Giordano Tosi fa per tre anni il capogruppo (sovente inascoltato) del Pd, partito del sindaco, poi se ne esce con una lettera – scritta con altri quattro – in cui dice: «d’ora in poi valuterò caso per caso se votare i provvedimenti proposti dal sindaco Pd». A quel punto nel partito si rendono conto che forse è meglio se cambiano capogruppo. E allora al suo posto nominano Costantino Zappino, che gli stessi eletti del Partito Democratico – quelli seduti accanto a lui in aula – hanno sonoramente trombato alle recenti elezioni provinciali. Tosi, privato dei gradi, esce dal Pd (ma resta in Consiglio); anche Manuela Naso, eletta nella lista del Partito Democratico, lascia il gruppo ma resta in Consiglio.
Assessorato al bilancio: delicatissimo e necessitante di nervi saldi e stabilità. Ebbene: dopo le brevi esperienze di Alberto Gibin ed Elena Delsignore (SiAmo Vercelli), Maura Forte chiama alla bisogna Andrea Coppo. Che resta un anno e mezzo, poi si dimette: la Forte, anziché chiedergli di ripensarci, gli offre un caffè. Incarico vacante per un po’. Al suo posto, dopo alcuni mesi di rovello, chiama (meglio: le portano) Gianni Cau; che in Giunta resta un anno, e poi viene mandato a casa (e non la prende affatto bene) per far rientrare Coppo. Un po’ in campo, poi in panchina, poi di nuovo in campo: come nelle partite di basket; e infatti la Forte, in attesa del prossimo time-out, gli aggiunge anche l’assessorato allo sport.
E i peones? Marcello Trada (SiAmo Vercelli, 118 voti), Caterina Unio (Pd, 219) e Valeria Barelli (Forza Italia, 127) dopo un ottimo risultato elettorale si dimettono: si rendono conto che – per varie ragioni – non hanno tempo di fare i consiglieri.
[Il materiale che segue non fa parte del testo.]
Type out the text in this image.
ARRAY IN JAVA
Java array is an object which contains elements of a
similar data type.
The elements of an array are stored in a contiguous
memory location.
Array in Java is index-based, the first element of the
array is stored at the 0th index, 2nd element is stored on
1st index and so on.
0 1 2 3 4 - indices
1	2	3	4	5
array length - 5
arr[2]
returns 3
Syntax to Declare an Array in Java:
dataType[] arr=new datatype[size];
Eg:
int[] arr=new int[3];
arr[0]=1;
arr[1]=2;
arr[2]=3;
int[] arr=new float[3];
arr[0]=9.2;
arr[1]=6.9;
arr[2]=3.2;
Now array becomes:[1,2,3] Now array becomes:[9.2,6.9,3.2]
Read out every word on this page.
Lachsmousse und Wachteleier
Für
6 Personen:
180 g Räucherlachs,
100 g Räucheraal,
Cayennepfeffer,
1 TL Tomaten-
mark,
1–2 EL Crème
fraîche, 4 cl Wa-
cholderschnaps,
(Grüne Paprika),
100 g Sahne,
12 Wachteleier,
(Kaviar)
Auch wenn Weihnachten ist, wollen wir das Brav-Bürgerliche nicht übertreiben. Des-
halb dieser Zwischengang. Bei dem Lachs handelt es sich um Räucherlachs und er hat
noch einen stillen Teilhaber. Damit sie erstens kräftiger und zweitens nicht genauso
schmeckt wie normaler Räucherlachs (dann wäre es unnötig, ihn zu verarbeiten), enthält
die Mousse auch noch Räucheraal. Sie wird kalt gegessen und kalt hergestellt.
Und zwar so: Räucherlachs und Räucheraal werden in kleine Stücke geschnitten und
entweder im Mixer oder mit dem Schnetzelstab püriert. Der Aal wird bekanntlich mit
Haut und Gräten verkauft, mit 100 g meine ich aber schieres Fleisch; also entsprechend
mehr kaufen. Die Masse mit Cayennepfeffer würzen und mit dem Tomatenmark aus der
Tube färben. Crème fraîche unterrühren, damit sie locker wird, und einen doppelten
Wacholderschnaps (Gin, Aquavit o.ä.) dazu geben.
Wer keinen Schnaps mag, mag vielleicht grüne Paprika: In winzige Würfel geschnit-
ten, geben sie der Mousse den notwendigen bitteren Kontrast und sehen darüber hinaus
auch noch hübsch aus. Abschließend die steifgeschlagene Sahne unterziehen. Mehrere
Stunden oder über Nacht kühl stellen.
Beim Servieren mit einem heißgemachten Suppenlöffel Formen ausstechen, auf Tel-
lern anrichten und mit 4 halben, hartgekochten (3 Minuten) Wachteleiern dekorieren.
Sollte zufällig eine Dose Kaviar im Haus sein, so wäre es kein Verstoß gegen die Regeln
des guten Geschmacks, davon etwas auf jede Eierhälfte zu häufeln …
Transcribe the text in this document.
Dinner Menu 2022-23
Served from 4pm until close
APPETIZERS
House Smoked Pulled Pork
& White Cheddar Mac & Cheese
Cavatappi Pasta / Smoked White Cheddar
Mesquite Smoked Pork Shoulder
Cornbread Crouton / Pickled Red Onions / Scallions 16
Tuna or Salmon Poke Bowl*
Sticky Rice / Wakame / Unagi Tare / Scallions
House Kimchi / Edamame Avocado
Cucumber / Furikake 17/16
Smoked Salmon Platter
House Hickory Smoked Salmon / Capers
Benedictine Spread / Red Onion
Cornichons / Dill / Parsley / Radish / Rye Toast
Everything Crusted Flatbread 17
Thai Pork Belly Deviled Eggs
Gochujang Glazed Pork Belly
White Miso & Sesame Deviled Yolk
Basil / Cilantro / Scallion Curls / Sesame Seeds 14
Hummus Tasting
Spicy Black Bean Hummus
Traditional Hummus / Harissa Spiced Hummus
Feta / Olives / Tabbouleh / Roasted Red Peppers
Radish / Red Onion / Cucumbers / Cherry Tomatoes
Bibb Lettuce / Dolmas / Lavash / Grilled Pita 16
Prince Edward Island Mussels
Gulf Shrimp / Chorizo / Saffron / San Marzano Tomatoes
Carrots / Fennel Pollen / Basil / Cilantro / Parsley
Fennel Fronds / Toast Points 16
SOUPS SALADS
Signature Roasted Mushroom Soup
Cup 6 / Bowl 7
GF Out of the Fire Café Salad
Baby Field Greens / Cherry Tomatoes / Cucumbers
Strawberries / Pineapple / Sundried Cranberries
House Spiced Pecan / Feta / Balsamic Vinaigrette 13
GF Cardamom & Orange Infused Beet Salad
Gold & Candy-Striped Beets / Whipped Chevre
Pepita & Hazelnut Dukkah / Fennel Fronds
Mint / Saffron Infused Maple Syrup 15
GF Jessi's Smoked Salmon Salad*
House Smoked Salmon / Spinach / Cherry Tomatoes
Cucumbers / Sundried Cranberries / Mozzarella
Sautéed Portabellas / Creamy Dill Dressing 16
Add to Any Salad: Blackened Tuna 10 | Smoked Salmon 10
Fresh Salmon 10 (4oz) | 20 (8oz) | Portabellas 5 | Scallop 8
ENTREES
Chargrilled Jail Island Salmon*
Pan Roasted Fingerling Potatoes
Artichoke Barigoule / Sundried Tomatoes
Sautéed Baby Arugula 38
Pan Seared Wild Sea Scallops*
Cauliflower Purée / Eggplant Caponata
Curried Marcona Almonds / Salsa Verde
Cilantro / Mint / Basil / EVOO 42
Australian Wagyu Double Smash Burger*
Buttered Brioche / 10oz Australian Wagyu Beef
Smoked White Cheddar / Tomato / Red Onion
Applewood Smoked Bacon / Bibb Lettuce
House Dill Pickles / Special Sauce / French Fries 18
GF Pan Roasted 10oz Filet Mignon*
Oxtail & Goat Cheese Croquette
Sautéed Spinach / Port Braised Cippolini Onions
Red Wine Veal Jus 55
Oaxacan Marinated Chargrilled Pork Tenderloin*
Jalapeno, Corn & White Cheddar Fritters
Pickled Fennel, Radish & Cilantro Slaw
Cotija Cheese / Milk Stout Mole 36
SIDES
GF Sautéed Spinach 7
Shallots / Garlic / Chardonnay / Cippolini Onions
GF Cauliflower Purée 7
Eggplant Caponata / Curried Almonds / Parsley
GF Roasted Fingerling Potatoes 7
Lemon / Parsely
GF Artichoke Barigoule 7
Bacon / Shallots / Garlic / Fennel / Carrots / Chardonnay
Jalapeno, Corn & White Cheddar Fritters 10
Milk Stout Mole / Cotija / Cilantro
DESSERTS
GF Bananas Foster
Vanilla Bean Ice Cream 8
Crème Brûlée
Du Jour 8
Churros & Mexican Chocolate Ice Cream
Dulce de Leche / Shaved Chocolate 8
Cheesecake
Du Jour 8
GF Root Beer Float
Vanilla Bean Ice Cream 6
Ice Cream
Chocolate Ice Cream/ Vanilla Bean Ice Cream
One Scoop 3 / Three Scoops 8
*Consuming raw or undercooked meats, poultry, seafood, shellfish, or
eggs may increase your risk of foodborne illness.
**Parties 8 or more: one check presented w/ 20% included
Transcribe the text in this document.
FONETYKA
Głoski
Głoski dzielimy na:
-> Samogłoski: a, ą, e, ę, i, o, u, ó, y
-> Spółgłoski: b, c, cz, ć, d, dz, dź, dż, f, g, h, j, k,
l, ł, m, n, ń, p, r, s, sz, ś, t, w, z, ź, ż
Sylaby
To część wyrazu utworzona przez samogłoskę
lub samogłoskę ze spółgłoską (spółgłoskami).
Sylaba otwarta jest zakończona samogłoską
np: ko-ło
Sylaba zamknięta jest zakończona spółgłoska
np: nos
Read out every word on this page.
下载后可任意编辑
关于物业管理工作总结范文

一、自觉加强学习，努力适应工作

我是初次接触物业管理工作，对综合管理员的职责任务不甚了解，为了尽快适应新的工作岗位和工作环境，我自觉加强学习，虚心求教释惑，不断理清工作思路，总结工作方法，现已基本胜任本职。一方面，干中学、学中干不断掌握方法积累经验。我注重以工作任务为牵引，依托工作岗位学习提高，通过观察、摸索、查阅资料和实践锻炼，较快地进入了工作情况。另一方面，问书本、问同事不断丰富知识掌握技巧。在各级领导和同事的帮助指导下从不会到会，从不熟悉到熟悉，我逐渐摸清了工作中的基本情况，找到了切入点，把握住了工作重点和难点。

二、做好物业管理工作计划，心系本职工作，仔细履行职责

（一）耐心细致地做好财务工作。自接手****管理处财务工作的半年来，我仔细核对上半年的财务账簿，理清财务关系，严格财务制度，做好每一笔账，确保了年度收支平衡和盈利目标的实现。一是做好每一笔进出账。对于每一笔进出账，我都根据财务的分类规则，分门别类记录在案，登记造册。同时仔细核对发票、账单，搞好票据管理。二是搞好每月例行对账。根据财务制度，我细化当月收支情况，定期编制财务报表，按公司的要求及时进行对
Al loro posto entrano tre non eletti.
In Giunta, dopo un vorticoso giro di entrate e uscite che neanche nelle commedie di Feydeau (Emanuela Fornaro, Elisabetta Dellavalle, Adriana Sala Breddo…), da qualche mese ci sono Daniela Mortara, Graziella Ranghino e Paola Montano: tre che nel 2014 nessuno ha votato (anzi, no: la Ranghino si era candidata e aveva preso 16 voti…), e sono lì per incarico fiduciario del sindaco. Sindaco che tre anni fa aveva la fiducia di meno di un terzo dei vercellesi, e oggi chissà se ha ancora la fiducia di almeno metà del Consiglio.
Insomma: nell’aula di Palazzo Civico, che dovrebbe esprimere la volontà popolare e rappresentare la città, c’è ormai di tutto: equilibristi, trapezisti, giocolieri, domatori di belve, lanciatori di coltelli, donne cannone, pagliacci. Prossimo spettacolo il 27 luglio: venghino, siòri, venghino.